BATAMHEADLINE – Kedutaan Besar Republik Indonesia (KBRI) di Beijing serta Konsulat Jenderal RI (KJRI) di Guangzhu sampai saat ini terus memantau perkembangan data korban jatuhnya pesawat penumpang China Eastern Airlines di daerah otonomi Guangzi, Tiongkok pada Senin sore (21/3).
Dikutip dari surat kabar Antara, Wakil KBRI Beijing, Dini R Kusnadi menyatakan bahwa pihak KBRI terus memonitor dan berkorndinasi dengan KJRI Guangzhou terkait kejadian pada Senin sore tersebut.

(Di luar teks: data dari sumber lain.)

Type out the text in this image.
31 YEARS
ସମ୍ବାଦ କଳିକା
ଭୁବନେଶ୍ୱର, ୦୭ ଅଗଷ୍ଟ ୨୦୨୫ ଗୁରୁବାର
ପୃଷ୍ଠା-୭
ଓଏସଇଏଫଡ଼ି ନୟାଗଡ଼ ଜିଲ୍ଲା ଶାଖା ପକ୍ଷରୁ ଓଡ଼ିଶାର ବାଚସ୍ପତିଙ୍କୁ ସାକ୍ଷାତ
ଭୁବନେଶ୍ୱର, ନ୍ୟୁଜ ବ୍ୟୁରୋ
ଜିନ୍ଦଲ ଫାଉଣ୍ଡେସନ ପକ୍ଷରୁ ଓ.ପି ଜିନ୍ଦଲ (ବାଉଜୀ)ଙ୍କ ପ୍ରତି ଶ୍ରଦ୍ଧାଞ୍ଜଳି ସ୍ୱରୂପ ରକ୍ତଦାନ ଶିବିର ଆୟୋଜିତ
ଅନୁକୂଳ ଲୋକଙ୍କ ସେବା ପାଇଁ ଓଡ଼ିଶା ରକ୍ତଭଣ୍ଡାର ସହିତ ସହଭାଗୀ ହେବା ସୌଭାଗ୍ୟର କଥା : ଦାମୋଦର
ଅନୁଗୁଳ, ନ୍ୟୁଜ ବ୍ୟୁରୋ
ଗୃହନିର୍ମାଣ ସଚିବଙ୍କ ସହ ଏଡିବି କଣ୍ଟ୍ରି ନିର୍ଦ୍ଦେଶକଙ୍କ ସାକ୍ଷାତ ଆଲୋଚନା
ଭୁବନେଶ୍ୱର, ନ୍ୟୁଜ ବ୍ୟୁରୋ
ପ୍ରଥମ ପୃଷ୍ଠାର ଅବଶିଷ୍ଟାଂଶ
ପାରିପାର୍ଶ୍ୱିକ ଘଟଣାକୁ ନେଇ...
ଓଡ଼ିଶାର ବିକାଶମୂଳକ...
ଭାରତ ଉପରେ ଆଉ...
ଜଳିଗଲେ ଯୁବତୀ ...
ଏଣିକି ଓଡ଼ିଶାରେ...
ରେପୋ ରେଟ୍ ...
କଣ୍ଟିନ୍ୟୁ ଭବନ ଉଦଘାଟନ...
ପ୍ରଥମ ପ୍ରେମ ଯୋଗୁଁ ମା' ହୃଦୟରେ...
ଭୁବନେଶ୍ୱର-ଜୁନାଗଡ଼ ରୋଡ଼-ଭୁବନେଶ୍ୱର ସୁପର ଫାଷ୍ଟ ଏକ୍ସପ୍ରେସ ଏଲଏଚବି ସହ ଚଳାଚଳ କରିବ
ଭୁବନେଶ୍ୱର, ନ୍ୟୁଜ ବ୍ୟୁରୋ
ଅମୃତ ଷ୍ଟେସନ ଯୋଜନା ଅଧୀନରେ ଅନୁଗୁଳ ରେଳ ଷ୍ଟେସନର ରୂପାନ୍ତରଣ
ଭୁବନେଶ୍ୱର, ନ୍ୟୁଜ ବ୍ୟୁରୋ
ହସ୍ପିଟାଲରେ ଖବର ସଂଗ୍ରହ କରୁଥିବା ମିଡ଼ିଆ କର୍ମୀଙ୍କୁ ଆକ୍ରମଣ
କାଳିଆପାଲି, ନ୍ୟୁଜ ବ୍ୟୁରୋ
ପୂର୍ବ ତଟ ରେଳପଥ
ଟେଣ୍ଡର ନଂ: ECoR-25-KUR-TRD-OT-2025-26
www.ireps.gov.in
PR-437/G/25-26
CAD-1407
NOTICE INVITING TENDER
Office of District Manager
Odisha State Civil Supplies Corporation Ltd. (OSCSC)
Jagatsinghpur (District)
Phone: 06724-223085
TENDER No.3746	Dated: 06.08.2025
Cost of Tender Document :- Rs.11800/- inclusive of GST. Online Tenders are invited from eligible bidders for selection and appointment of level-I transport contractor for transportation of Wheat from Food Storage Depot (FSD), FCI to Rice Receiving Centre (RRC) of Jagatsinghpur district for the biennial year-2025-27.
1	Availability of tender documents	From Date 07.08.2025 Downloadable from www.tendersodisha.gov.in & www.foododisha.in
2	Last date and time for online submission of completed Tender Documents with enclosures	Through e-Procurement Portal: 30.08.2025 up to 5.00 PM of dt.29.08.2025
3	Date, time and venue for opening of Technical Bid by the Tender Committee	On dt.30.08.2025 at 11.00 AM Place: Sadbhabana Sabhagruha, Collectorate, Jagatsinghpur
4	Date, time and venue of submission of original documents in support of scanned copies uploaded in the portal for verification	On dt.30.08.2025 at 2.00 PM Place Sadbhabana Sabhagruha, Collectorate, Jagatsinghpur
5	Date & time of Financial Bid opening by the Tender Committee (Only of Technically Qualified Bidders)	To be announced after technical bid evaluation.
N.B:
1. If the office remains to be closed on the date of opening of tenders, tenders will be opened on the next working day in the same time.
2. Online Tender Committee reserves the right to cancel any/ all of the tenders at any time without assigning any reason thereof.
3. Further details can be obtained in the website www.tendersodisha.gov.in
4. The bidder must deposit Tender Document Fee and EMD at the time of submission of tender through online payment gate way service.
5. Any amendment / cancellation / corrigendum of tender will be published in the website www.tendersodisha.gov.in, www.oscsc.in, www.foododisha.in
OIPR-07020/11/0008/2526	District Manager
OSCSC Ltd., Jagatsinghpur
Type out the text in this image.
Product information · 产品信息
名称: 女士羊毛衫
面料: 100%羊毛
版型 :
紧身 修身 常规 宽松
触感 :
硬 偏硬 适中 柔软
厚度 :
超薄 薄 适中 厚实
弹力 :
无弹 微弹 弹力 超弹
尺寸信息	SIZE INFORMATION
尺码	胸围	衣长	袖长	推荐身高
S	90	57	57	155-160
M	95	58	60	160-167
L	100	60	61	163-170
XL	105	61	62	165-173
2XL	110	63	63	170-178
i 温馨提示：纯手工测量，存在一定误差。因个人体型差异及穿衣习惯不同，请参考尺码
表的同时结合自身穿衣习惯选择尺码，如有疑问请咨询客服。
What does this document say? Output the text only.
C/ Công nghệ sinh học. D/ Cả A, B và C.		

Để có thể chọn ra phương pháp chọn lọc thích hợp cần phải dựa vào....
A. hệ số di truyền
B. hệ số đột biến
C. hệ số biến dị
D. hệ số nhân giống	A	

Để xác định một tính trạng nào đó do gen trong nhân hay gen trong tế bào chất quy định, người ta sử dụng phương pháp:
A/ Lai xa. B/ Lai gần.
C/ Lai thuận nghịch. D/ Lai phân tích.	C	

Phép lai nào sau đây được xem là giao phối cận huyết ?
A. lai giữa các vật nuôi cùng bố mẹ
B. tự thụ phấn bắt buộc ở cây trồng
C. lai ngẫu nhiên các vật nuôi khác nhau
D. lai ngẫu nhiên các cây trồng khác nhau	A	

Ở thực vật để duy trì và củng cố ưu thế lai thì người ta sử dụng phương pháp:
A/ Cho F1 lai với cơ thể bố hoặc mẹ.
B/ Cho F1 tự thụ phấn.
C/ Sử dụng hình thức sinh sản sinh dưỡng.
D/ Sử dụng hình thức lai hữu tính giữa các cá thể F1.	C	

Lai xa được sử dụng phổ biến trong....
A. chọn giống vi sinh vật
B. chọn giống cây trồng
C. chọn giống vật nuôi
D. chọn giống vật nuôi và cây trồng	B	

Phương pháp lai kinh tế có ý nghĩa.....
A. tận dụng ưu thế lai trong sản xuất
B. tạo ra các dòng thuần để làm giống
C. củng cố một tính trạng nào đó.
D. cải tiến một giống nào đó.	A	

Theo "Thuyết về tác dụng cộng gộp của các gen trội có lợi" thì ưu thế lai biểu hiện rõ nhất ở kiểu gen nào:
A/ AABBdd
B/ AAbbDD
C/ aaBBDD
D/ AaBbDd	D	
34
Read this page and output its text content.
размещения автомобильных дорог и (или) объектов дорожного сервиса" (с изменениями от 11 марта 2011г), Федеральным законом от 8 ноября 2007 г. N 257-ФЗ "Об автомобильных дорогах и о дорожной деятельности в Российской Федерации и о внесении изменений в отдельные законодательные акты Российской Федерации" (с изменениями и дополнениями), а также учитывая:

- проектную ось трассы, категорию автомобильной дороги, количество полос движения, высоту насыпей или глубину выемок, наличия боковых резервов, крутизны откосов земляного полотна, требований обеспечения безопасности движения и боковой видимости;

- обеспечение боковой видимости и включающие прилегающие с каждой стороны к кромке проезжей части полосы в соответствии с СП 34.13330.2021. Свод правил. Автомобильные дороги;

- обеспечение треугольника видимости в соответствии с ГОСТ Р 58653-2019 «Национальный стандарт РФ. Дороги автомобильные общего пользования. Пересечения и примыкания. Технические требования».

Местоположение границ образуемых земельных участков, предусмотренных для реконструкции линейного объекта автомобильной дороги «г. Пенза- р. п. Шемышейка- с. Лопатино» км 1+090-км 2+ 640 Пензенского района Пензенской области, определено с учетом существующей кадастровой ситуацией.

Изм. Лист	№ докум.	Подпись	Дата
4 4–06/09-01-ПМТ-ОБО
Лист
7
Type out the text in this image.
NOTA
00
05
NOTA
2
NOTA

“Informasi penumpang saat ini masih belum dikeluarkan oleh pihak FAO (Kantor Urusan Luar Negeri) setempat,” kata Dino menambahkan.
Sehingga hingga saat ini pihaknya masih belum bisa memastikan ada atau tidaknya korban jiwa dari Warga Negara Indonesia (WNI) di dalam kecelakaan pesawat itu.
Sebelumnya Pesawat China Eastern Airlines dengan nomor penerbangan MU-5735 yang bertolak dari kota Kunming, Provinsi Yunnan, menuju kota Guangzhou, Provinsi Guangdong jatuh di daerah pegunungan Guangxi pada Senin (21/3) sekitar pukul 14.00 waktu setempat.
Pesawat penumpang jenis Boeing 737 ini menganggkut sekitar 132 penumpang, termasuk Sembilan kru pesawat. Hingga saat ini belum diketahui nasib dari pesawat tersebut.